From: Tim Freeman (tim@fungible.com)
Date: Sat Jul 19 2008 - 13:29:16 MDT


--- On Sat, 7/19/08, Tim Freeman <tim@fungible.com> wrote:
> Entity A could prove to entity B that it has source code S by
> consenting to be replaced by a new entity A' that was constructed by a
> manufacturing process jointly monitored by A and B. During this
> process, both A and B observe that A' is constructed to run source
> code S. After A' is constructed, A shuts down and gives all of its
> resources to A'.

From: Matt Mahoney <matmahoney@yahoo.com>
>But A cannot know if S is its own source code. (I assume that S
>includes current state information needed to make a copy of
>itself).

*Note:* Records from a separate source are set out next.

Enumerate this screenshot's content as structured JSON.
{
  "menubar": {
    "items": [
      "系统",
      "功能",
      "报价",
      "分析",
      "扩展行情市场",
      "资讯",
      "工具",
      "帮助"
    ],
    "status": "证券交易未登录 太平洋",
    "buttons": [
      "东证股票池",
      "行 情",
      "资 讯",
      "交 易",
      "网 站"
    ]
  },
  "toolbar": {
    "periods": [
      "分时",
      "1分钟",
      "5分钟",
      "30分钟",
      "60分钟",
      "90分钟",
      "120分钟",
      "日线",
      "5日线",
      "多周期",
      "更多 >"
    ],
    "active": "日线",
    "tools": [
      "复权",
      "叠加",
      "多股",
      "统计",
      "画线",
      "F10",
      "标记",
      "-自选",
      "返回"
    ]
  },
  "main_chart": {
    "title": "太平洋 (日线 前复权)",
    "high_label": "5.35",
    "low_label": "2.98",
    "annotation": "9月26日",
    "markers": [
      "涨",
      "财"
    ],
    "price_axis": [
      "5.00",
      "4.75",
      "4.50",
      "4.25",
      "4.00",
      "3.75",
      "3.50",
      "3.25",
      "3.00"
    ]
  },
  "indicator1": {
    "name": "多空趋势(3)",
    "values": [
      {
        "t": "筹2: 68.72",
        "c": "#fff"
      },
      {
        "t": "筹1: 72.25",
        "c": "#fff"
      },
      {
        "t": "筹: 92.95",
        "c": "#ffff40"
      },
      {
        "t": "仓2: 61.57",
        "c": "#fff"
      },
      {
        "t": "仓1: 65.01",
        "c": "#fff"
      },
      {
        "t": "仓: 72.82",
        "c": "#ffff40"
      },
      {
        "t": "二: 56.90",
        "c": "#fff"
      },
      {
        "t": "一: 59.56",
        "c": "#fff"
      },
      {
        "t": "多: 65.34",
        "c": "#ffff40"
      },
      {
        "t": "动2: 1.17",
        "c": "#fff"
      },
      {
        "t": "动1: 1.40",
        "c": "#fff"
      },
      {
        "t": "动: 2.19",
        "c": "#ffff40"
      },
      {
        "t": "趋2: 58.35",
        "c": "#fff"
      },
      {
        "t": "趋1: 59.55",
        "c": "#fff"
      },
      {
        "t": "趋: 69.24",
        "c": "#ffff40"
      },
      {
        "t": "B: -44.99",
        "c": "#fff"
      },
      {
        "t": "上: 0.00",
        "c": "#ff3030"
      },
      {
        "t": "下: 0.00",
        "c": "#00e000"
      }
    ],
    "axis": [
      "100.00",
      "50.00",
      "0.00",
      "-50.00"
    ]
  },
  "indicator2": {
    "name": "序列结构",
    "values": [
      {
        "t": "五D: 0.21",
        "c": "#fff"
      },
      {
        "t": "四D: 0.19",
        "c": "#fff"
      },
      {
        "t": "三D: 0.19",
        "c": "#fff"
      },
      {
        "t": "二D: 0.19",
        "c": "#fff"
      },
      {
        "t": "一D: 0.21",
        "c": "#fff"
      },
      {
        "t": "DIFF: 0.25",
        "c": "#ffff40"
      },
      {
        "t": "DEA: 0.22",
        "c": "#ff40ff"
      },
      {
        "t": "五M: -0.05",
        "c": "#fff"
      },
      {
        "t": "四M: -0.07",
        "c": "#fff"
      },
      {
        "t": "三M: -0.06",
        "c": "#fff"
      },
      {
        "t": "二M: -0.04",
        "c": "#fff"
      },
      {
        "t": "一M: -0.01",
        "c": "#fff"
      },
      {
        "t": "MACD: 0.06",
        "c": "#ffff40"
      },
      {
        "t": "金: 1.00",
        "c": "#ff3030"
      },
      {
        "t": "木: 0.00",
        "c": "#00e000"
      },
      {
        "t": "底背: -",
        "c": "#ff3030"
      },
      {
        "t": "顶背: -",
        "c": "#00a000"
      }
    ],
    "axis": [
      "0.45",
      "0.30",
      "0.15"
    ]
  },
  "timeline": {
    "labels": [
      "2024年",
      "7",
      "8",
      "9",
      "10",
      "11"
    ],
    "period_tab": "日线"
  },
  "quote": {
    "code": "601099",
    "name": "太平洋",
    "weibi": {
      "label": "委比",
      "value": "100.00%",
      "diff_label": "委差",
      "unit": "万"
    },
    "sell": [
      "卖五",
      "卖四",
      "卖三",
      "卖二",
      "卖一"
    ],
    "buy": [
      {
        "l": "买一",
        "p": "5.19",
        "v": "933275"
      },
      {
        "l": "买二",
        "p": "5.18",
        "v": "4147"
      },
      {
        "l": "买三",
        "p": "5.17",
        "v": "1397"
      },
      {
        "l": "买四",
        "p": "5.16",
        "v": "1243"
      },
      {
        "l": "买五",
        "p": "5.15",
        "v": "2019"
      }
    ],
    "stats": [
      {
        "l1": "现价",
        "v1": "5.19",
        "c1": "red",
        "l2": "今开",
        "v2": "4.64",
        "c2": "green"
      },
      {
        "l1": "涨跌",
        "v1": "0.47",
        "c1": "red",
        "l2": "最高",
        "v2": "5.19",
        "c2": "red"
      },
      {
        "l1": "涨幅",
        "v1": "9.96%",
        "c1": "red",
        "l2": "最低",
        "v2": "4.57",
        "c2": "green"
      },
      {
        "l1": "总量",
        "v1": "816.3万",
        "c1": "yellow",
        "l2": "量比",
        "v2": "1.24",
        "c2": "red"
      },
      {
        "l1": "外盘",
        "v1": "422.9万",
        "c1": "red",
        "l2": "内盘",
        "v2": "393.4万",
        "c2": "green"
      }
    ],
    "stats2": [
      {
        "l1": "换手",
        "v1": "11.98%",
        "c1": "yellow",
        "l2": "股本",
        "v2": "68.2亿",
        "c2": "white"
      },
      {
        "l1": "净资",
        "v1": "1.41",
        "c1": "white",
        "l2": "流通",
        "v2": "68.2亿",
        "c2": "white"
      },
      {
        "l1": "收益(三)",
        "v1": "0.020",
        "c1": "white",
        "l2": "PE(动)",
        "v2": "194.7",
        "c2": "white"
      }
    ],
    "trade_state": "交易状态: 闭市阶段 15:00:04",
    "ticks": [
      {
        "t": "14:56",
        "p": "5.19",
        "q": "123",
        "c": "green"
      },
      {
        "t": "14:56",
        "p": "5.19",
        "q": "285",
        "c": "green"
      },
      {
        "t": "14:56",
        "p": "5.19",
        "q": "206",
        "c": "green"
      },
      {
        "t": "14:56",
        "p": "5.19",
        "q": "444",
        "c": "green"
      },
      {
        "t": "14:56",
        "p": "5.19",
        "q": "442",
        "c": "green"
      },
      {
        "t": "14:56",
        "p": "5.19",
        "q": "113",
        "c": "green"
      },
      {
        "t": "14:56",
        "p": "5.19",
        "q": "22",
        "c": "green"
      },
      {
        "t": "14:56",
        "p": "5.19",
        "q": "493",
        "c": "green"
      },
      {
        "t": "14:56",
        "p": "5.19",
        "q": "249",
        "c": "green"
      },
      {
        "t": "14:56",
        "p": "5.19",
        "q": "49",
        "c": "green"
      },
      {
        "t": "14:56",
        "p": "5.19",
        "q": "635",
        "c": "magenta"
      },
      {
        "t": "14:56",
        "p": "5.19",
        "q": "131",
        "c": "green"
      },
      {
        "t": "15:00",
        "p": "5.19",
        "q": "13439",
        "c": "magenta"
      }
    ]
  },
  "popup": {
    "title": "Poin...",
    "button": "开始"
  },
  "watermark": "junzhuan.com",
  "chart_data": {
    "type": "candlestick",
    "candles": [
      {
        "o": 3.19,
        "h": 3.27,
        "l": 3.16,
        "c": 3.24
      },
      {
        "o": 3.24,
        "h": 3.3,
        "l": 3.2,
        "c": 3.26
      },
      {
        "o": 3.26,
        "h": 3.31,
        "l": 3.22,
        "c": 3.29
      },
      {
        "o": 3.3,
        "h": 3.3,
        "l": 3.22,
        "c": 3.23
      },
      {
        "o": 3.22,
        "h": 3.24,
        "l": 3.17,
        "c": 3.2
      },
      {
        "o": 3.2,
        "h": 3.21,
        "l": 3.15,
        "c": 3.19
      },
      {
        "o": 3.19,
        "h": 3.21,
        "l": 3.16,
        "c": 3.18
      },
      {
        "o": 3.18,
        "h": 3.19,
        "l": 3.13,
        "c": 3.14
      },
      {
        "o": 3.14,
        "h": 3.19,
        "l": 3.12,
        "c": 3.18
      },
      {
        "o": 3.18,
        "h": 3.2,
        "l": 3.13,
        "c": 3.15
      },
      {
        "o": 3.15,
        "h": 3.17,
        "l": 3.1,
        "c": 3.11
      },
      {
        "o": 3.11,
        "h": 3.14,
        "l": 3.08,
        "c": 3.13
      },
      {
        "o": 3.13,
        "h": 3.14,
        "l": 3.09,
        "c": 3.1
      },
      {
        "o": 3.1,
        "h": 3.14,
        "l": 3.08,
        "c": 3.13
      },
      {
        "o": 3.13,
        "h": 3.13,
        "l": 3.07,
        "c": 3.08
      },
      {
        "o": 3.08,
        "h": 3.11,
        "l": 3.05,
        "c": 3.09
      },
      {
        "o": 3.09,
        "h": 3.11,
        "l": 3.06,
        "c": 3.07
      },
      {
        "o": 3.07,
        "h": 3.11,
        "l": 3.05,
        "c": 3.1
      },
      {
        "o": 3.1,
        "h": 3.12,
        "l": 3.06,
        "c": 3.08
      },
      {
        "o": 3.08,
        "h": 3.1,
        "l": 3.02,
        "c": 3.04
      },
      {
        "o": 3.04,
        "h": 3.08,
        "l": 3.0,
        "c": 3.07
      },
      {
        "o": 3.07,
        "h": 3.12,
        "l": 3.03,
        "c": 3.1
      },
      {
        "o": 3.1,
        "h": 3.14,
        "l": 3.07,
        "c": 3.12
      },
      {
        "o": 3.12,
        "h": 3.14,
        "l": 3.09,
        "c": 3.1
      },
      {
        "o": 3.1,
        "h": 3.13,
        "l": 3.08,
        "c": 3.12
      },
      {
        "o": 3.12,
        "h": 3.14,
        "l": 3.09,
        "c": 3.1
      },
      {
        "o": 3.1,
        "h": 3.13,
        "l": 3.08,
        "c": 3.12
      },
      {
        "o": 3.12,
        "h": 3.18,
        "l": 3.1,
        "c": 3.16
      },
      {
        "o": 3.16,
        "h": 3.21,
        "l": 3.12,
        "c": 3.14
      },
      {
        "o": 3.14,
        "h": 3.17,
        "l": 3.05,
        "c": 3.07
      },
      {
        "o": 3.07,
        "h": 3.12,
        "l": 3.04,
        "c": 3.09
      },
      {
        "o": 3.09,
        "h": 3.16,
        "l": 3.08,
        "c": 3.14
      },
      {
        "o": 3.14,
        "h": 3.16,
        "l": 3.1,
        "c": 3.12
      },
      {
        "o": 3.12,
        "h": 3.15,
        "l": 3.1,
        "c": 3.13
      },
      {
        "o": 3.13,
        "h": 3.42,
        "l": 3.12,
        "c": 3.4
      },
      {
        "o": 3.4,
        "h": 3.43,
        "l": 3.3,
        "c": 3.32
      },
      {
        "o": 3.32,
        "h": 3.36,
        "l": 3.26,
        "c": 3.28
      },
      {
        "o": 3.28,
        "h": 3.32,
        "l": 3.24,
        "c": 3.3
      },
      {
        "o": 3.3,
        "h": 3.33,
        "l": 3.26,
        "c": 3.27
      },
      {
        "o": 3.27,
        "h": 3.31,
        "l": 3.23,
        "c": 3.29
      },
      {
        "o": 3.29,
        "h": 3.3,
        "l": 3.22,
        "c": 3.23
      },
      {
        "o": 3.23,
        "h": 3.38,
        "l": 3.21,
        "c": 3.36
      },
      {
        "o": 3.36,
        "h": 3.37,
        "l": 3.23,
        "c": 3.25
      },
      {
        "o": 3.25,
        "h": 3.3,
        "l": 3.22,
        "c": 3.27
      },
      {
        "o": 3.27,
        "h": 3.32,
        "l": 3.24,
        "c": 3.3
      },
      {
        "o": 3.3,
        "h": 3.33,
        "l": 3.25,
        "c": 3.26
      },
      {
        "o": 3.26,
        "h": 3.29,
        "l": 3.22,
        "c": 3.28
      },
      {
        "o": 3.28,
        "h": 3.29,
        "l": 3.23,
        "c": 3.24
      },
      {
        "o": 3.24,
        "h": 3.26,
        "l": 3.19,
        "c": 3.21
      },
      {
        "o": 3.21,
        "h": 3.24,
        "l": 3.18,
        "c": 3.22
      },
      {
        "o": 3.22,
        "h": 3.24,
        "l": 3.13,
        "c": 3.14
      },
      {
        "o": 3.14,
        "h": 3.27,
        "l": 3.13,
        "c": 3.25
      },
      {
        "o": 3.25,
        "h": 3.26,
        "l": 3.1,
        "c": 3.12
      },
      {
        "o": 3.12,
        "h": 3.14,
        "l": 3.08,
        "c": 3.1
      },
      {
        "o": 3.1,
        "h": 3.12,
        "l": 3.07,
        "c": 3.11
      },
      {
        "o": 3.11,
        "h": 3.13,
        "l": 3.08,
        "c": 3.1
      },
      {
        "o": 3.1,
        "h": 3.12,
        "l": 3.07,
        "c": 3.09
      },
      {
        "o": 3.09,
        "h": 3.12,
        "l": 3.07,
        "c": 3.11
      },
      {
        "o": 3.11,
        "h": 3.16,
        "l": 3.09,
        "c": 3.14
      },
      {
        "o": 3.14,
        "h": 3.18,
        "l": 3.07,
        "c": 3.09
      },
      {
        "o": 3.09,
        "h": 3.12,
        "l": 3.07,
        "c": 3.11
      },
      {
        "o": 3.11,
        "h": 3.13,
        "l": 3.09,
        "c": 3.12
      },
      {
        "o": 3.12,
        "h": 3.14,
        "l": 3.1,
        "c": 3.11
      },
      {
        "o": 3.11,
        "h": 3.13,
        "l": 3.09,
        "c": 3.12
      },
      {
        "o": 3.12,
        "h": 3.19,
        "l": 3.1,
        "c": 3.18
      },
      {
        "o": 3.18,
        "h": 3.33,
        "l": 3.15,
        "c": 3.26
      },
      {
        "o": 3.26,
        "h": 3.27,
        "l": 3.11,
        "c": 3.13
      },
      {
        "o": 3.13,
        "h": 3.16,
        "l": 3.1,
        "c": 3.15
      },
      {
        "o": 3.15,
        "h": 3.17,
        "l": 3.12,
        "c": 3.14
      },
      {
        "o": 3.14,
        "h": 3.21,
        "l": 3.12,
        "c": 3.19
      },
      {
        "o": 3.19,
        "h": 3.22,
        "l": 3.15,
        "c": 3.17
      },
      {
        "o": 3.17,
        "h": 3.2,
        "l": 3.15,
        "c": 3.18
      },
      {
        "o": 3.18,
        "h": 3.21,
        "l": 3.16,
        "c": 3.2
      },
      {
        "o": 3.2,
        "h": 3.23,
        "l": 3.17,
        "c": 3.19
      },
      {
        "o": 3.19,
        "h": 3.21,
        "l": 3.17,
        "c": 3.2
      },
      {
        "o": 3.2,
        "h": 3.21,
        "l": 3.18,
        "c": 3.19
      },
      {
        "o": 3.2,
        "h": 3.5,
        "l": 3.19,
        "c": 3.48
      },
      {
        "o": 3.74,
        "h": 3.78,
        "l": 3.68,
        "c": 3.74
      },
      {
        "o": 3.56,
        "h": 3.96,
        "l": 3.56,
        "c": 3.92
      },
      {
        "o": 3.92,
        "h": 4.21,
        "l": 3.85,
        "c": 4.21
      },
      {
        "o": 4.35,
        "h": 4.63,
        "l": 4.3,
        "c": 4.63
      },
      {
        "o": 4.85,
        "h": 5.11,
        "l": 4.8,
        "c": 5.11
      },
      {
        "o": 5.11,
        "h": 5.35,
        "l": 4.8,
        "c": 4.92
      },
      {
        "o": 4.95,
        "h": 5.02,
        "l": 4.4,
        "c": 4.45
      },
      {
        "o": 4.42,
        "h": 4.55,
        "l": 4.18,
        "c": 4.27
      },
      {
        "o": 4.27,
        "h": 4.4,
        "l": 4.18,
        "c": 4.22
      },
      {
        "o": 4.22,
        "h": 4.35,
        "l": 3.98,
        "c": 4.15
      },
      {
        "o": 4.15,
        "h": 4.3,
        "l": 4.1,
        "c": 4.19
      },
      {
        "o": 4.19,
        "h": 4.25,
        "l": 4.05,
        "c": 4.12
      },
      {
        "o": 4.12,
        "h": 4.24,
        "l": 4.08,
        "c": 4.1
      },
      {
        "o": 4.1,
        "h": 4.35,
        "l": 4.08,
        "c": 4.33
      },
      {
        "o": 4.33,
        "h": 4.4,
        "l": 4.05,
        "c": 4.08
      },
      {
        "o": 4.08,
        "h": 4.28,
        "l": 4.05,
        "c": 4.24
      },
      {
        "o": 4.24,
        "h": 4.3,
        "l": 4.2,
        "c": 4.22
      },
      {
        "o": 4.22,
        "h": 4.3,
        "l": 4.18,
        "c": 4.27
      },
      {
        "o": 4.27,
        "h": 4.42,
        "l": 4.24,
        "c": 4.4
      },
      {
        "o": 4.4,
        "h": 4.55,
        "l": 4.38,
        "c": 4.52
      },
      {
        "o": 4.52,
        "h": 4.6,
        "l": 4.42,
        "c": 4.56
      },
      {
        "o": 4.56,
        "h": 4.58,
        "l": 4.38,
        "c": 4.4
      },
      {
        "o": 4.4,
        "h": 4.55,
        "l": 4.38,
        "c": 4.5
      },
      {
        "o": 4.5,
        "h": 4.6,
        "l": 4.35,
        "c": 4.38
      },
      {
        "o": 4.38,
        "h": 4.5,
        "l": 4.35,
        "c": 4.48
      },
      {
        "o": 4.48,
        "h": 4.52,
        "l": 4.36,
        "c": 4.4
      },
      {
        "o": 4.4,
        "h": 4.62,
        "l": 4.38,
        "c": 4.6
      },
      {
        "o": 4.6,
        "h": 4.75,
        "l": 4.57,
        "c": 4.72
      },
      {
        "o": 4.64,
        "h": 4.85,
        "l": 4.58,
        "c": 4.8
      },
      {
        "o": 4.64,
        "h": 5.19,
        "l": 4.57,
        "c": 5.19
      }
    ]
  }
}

If it could know, then A could simulate itself (with infinite
>recursion, which is impossible).

The above proof technique also leads to the conclusion that backing up
my computer is impossible. My computer cannot possibly know all of
the bits it uses, since if it could, it could simulate itself, with
infinite recursion, which is impossible.

The gap there is that knowing the bits does not imply having the
capacity to run them. Simulating itself requires knowing what to
simulate, and also having the computational capacity to simulate.

Suppose my computer is configured to have 1GB of virtual memory. It
can't simulate a full version of itself, but it can simulate itself
with 750MB of virtual memory. The simulation overhead of 250MB of
memory might not be missed in everyday use, but it does stop the
infinite recursion after a fairly small number of levels, or maybe
after just one level depending on how brittle the definition of "my
computer" is. None of that stops me from backing up my computer.

Talk of "current state information" doesn't make a difference. At one
time there were patches that let Linux hibernate to disk. If I
successfully installed those, I could copy a machine-state to disk and
back that up, as it was before the start of the backup.